Indeed, although the results of the UK referendum will have far-reaching consequences, life in London remains mostly normal. Shops are open. Children are going to school. The buses are running on schedule, and people aren’t rioting in the streets.

That’s not to dismiss the incidents of racism targeting immigrants and people of color that have broken out in the aftermath of the vote, or the concerns of many European expats. As a concerned citizen and strong believer in the value of diversity, I believe we must actively push backagainst this ugly sentiment and provide support to the people who are most affected by it. But it’s also important to remember McNaughton-Cassill’s point: We are hard-wired to focus on the 85 reported incidences of hate crimes between Thursday and Sunday, rather than the millions of Britons rallying against such abhorrent behavior.

It can also be helpful to think about contemporary events in a broader global and historical context. History is full of man-made disasters, yet life stubbornly goes on. As Steven Pinker writes in the preface of his 2011 tome on the topic, The Better Angels of Our Nature, “From a contemporary vantage point, we see [modern traumatic events] of how low our behavior can sink, not of how high our standards have risen.”
 Limiting media exposure is only a partial solution. We must also address the way we think. Both Lidbetter and McNaughton-Cassill also suggest limiting news exposure where you can. Click only on reliable and reported links so as to avoid exposing yourself to unnecessary (and unsubstantiated) stress. Schedule time in your day to go for a walk or exercise without a phone in hand. It’s also smart to try turning off push notifications and sticking to a social-media schedule: Rather than leave Facebook and Twitter open all day, log into the sites at specific times.

But even McNaughton-Cassill readily admits that limiting media exposure is only a partial solution. We must also address the way we think.

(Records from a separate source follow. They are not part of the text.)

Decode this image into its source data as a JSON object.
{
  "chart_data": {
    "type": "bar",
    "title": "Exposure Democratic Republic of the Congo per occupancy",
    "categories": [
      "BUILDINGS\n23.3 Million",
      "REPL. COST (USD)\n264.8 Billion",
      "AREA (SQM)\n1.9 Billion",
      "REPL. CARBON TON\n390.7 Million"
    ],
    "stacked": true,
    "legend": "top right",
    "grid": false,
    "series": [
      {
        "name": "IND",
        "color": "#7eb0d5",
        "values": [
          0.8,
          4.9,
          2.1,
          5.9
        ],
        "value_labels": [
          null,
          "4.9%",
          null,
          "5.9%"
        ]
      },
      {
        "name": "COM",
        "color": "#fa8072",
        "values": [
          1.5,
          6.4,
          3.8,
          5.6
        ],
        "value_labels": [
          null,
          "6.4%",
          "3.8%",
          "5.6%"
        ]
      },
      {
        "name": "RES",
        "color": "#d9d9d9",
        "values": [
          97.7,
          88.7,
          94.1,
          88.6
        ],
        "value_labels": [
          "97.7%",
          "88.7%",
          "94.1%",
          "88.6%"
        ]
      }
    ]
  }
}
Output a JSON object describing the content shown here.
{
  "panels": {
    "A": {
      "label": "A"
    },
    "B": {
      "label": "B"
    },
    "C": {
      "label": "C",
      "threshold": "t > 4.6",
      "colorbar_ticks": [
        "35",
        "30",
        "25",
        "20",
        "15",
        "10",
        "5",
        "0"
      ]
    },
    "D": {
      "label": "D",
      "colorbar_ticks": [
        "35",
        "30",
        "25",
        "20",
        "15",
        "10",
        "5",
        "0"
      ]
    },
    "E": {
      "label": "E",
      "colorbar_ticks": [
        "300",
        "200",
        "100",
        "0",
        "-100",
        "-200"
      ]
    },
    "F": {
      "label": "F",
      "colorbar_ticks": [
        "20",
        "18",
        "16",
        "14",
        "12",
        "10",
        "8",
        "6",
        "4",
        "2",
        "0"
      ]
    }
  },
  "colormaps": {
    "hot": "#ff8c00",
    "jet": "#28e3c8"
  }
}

“I am a strong believer in the idea we can’t always change or control the things that happen around us, but we can choose how we think about the events and therefore how we respond,” she notes. “Stress is the gap between what we have or need, and what we want. You can change what you have, change what you want, or change what you think about the meaning of the gap.”

When I consider the gap between the world we have and the one I want, it’s clear that now is not the time to let my brain slip into fight-or-flight mode. Anxiety does a lot of things, but it doesn’t help me accomplish much of anything. So while I can’t control Brexit, I’ll be working to keep my anxiety in check–and focus on digging into the task of making the world a kinder and more inclusive place.